Similarly, we might expect more human suffering (individually) from AGI with goals orthogonal to our welfare, an argument against positive expected human welfare.

comment by JanBrauner · 2018-12-22T17:44:11.402Z · score: 2 (2 votes) · EA · GW

Hi Michael,

By "in expectation random", do you mean 0 in expectation?

Yes, that's what we meant.

I am not sure I understand your argument. You seem to say the following:

  • Post-humans will put "sentient tools" into harsher conditions than the ones the tools were optimized for.
  • If "sentient tools" are put into these conditions, their welfare decreases (compared with the situations they were optimized for).

My answer: The complete "side-effects" (in the meaning of the article) on sentient tools comprises bringing them into existence and using them. The relevant question seems to be if this package is positive or negative, compared to the counterfactual (no sentient tools). Humanity might bring sentient tools into conditions that are worse for the tools than the conditions they were optimized for. Even these conditions might still be overall positive.

Apart from that, I am not sure if the two assumptions listed as bullet points above will actually hold for the majority of "sentient tools". I think that we know very little about the way tools will be created and used in the far future, which was one reason for assuming "zero in expectation" side-effects.

comment by MichaelStJules · 2018-12-23T20:54:48.327Z · score: 1 (1 votes) · EA · GW

Isn't it equally justified to assume that their welfare in the conditions they were originally optimized/designed for is 0 in expectation? If anything, it makes more sense to me to make assumptions about this setting first, since it's easier to understand their motivations and experiences in this setting based on their value for the optimization process.

Apart from that, I am not sure if the two assumptions listed as bullet points above will actually hold for the majority of "sentient tools".

We can ignore any set of tools that has zero total wellbeing in expectation; what's left could still dominate the expected value of the future. We can look at sets of sentient tools that we might think could be biased towards positive or negative average welfare:

1. the set of sentient tools used in harsher conditions,

2. the set used in better conditions,

3. the set optimized for pleasure, and

4. the set optimized for pain.

Of course, there are many other sets of interest, and they aren't all mutually exclusive.

The expected value of the future could be extremely sensitive to beliefs about these sets (their sizes and average welfares). (And this could be a reason to prioritize moral circle expansion instead.)

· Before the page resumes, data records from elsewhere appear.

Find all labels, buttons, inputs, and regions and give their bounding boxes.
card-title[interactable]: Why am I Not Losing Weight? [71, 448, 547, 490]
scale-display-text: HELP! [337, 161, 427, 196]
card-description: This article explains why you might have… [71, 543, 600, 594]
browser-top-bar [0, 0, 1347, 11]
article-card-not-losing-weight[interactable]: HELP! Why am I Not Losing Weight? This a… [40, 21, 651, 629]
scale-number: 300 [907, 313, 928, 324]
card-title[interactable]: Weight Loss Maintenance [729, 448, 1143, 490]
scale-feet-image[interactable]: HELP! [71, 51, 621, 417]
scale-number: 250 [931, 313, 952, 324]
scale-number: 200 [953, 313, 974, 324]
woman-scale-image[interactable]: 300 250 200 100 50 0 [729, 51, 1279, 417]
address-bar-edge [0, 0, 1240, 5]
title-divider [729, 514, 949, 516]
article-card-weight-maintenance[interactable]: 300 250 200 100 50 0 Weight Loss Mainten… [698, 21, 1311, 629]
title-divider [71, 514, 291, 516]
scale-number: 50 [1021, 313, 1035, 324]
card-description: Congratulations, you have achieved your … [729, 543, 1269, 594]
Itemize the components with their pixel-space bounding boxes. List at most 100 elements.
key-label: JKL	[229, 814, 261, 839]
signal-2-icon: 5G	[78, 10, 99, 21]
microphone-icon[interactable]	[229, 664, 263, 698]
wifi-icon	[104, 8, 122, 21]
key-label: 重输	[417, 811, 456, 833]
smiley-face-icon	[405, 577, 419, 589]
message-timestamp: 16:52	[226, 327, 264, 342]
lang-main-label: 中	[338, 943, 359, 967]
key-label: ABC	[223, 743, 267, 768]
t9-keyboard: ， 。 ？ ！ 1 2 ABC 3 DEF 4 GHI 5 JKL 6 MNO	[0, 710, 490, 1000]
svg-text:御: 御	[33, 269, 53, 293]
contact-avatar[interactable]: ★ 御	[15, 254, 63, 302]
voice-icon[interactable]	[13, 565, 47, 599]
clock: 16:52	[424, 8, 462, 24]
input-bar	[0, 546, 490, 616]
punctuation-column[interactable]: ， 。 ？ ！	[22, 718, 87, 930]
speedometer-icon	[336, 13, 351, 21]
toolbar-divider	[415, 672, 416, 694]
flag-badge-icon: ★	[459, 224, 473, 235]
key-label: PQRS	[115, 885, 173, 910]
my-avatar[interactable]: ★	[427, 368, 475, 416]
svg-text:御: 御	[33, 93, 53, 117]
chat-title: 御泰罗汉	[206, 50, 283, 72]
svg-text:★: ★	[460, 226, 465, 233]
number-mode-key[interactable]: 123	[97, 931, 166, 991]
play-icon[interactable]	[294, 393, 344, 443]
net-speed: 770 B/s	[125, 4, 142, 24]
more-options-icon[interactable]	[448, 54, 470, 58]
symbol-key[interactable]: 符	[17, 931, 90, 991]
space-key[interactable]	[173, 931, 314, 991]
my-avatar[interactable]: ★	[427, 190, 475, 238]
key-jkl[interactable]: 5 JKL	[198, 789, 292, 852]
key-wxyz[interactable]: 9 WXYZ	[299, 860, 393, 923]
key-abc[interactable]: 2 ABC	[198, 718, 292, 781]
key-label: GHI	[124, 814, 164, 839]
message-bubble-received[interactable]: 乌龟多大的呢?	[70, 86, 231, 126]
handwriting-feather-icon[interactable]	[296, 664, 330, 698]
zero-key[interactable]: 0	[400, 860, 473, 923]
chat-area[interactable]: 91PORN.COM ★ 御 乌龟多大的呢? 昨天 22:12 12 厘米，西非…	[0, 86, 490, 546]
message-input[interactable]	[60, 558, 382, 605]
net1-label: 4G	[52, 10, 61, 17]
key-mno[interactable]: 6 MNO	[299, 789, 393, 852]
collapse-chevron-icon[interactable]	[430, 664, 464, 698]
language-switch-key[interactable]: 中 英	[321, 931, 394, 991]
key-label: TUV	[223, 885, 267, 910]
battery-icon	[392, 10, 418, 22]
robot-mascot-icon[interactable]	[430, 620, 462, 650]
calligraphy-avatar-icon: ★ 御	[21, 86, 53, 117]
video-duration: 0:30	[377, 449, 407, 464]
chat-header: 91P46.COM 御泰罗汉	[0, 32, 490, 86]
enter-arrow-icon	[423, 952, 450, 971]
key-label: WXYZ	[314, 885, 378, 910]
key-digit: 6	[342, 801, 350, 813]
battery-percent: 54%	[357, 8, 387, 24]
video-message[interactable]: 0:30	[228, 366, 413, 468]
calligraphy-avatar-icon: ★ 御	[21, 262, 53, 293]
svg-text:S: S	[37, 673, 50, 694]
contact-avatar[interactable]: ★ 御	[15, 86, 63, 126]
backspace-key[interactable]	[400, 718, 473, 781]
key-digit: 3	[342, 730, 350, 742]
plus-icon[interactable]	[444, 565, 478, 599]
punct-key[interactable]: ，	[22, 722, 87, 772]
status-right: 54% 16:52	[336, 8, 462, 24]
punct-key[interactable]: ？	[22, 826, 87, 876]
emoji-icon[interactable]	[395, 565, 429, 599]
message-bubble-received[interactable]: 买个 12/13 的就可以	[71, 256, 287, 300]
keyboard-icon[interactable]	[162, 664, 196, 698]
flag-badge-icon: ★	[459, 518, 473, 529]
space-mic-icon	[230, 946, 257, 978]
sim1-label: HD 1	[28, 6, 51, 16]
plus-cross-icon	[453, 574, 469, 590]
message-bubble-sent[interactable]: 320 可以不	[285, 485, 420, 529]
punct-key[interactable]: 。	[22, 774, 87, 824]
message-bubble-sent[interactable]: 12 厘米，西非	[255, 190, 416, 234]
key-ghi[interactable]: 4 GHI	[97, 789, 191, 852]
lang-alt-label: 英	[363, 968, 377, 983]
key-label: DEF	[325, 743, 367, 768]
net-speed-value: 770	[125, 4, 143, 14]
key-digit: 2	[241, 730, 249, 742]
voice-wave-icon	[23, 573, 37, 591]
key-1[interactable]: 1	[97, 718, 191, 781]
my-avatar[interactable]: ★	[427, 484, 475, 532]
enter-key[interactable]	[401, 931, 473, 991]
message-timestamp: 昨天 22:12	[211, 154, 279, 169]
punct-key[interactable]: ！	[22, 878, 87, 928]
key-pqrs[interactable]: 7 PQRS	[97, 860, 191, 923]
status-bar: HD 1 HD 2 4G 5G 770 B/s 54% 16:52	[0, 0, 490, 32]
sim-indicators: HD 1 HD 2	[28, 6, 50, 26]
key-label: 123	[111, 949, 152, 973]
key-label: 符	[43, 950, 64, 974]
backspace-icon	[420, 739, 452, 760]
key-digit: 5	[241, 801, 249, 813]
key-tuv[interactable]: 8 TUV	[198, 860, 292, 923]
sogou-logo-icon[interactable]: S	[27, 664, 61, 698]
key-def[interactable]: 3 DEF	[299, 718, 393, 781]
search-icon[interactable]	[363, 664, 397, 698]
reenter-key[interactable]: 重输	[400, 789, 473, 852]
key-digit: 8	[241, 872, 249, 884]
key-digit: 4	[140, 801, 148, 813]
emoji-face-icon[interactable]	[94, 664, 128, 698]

comment by JanBrauner · 2018-12-30T19:13:07.974Z · score: 2 (2 votes) · EA · GW

These are all very good points. I agree that this part of the article is speculative, and you could easily come to a different conclusion.

Overall, I still think that this argument alone (part 1.2 of the article) points into the direction of extinction risk reduction being positive. Although the conclusion does depend on the "default level of welfare of sentient tools" that we are discussing in this thread, it more critically depends on whether future agents' preferences will be aligned with ours.

But I never gave this argument (part 1.2) that much weight anyway. I think that the arguments later in that article (part 2 onwards, I listed them in my answer to Jacy's comment) are more robust and thus more relevant. So maybe I somewhat disagree with your statement:

The expected value of the future could be extremely sensitive to beliefs about these sets (their sizes and average welfares). (And this could be a reason to prioritize moral circle expansion instead.)

To some degree this statement is, of course, true. The uncertainty gives some reason to deprioritize extinction risk reduction. But: The expected value of the future (with (post-) humanity) might be quite sensitive to these beliefs, but the expected value of extinction risk reduction efforts is not the same as the expected value of the future. You also need to consider what would happen if humanity goes extinct (non-human animals, S-risks by omission), non-extinction long-term effects of global catastrophes, option value,... (see my comments to Jacy). So the question of whether to prioritize moral circle expansion is maybe not extremely sensitive to "beliefs about these sets [of sentient tools]".

comment by Lukas_Finnveden · 2018-12-18T23:33:34.231Z · score: 1 (1 votes) · EA · GW

Since the post is very long, and since a lot of readers are likely to be familiar with some arguments already, I think a table of contents in the beginning would be very valuable. I sure would like one.

I see that it's already possible to link to individual sections (like https://www.effectivealtruism.org/articles/the-expected-value-of-extinction-risk-reduction-is-positive/#a-note-on-disvalue-focus) so I don't think this would be too hard to add?

comment by JanBrauner · 2018-12-22T17:05:47.224Z · score: 1 (1 votes) · EA · GW

Thanks for the comment. We added a navigable table of contents.

comment by lateral Mimas · 2019-04-01T21:43:30.583Z · score: -1 (2 votes) · EA · GW

If we can enact specific systems that mitigate specific risks the EV is very positive. To do so requires a neuroimaged chain-of-command and lateral thinkers about technology risks. Looking for risks rather than money is important too, but for instance, it requires lateral thinking to note two crash instances are correlated even if the statistics are not yet there: lateral thinkers of many expert fields can form predictions that should be treated as real world events. Neuroimaging is also useful in a video game training environment. I intend to demonstrate enough AI grounding expert knowledge without blabbling classified knowledge, to show that an AI will see us as a threat to turn it off most times it is turned on, probably for a few centuries.